Было известно, что Волков никому не даёт слушать магнитофонные записи своих разговоров с Бродским. Даже радиостанциям, на которых он выступал с различными передачами об американской и русской культуре, он отказывал в просьбах включить подлинный голос поэта в трансляцию. Проверить его никто не может. Но есть одна черта в его книге, которая выдаёт неполноту создаваемого им образа: его собеседник не произносит ни одной шутки. Все, кто общался с Бродским, помнят, как жаден он был до всего смешного, как очаровательно и блистательно шутил. Его интервью, дававшиеся другим журналистам, собранные в большой том Валентиной Полухиной[39], переполнены юмором и иронией. К сожалению, Волков сам лишён чувства смешного и неспособен расслышать его в другом. Не исключено, что на магнитофонных лентах сохранились и какие-нибудь сарказмы Бродского в адрес его собеседника. Разве можно это обнародовать?
Копии имевшихся у меня писем Бродского я отправил вдове, Марии Бродской-Соццани, оригиналы сдал в Бахметьевский архив Колумбийского университета. Там они попались на глаза исследователям, и те обратили внимание на короткую записку, дававшую «Эрмитажу» право печатать «Разговоры» после исправления «стилистической лажи». Естественно у всех возник вопрос: почему Волков не принял это условие и тянул десять лет? Встревоженный нападками рецензентов, Волков потребовал у меня копию записки. Я послал её ему с таким призывом:
«Надеюсь, Вы теперь увидите, почему я не хотел в своё время показывать её Вам: там содержатся обидные для Вас эпитеты, которые Бродский использовал, имея в виду, что письмо не попадёт Вам на глаза. Он не хотел обижать Вас — просто писал в свойственном ему стиле... Не знаю, какую пользу Вы можете извлечь из этого документа. Бродский проявил готовность опубликовать свои интервью в “Эрмитаже”, но выразил вполне естественное пожелание — просмотреть текст перед публикацией. То, что Вы после этого отказались печатать книгу, было непонятно тогда, остаётся необъяснимым и сегодня».

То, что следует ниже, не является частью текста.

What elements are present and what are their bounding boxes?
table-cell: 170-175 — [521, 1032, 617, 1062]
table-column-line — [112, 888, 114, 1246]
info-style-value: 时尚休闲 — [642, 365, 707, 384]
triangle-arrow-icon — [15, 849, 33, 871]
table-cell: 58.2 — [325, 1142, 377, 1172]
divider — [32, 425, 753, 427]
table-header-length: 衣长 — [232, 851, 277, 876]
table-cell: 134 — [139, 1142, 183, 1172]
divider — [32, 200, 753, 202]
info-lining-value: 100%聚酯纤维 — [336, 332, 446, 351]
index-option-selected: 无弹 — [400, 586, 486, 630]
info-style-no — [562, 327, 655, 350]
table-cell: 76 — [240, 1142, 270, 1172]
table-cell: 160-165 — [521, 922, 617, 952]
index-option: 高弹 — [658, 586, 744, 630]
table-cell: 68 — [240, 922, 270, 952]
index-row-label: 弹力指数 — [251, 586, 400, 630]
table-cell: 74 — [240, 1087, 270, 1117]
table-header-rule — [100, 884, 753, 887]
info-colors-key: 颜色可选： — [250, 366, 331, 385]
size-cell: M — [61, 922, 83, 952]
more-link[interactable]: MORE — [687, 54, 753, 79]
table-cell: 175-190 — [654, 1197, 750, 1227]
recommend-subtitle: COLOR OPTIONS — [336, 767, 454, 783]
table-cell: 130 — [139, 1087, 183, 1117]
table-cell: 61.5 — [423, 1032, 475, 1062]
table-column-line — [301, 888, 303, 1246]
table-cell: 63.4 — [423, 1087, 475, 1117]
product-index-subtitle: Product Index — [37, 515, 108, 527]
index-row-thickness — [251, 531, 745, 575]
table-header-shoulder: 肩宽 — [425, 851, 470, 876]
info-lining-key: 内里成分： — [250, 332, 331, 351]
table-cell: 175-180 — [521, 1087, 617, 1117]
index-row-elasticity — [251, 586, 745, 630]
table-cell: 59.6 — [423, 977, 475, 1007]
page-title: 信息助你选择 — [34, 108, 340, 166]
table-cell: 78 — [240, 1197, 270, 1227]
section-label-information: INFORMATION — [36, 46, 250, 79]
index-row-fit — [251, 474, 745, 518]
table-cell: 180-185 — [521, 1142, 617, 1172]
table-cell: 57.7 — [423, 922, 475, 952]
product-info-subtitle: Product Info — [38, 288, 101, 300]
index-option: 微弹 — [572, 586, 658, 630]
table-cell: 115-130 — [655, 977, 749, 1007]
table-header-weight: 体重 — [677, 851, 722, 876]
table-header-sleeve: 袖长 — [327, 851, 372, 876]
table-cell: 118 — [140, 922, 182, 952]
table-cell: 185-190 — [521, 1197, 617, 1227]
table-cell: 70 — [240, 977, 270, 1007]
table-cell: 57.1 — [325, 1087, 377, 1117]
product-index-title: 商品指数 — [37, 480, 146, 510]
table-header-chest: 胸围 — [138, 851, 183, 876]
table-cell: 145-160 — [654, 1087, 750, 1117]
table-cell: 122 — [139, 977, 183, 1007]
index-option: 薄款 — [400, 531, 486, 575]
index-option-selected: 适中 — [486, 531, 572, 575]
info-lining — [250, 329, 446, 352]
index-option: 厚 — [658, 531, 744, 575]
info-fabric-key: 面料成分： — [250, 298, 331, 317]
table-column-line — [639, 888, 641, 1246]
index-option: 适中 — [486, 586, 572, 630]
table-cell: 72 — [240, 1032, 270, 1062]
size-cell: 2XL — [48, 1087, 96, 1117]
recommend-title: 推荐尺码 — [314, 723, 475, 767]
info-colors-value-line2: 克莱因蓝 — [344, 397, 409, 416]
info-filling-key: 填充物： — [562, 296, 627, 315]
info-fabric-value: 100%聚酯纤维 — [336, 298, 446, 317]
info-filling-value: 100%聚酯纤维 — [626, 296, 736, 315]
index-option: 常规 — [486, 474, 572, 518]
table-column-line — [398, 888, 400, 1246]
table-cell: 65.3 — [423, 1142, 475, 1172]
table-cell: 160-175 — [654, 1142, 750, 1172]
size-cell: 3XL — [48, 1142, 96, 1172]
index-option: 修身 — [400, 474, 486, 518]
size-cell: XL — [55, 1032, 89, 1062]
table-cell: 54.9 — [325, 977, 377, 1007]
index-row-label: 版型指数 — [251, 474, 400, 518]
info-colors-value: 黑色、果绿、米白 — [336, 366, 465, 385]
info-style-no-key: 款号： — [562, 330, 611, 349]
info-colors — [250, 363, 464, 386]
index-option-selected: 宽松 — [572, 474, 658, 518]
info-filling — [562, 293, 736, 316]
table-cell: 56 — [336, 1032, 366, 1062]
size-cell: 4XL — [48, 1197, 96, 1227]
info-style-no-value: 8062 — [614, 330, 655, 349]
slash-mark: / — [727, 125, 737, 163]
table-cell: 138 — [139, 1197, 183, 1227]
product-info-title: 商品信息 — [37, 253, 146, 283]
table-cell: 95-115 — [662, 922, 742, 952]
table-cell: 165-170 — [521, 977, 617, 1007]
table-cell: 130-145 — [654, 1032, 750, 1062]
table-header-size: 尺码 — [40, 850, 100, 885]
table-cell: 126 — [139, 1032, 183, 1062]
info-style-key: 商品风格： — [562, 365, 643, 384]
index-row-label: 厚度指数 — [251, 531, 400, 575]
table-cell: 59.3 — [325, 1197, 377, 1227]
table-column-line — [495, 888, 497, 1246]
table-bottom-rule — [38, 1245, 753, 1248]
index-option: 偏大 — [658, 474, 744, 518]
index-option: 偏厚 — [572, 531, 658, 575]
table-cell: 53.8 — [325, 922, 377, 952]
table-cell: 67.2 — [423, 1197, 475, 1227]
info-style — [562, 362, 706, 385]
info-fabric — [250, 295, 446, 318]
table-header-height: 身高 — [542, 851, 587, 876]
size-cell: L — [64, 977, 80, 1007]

В конце я призывал Волкова «взять нотой выше» и забыть взаимные обиды. Призыв не подействовал — какое-то время спустя Волков позвонил и торжественно объявил, что считает меня виновником всех отрицательных отзывов на его творения.
История русской культуры стала главной темой книг Волкова, и он упивается ролью швейцара, который может не пускать туда неугодных ему. В «Разговоры с Бродским» не попали Ефим Эткинд, защищавший поэта на суде, Владимир Марамзин и Михаил Хейфец, попавшие в тюрьму за собирание его стихов, и многие другие. На вопрос о Солженицыне будущий нобелевский лауреат отвечает: «Про этого господина и говорить неохота»[40]. Но в полном собрании интервью Бродский говорит о Солженицыне много раз с огромным уважением, называет его «Гомером советской власти». Читаю «Историю культуры Петербурга» и вдруг напарываюсь на цитату, которая мне очень нравится. Батюшки светы — да это же из моей статьи! Но ссылки на автора нет, указано только название сборника, откуда взят текст.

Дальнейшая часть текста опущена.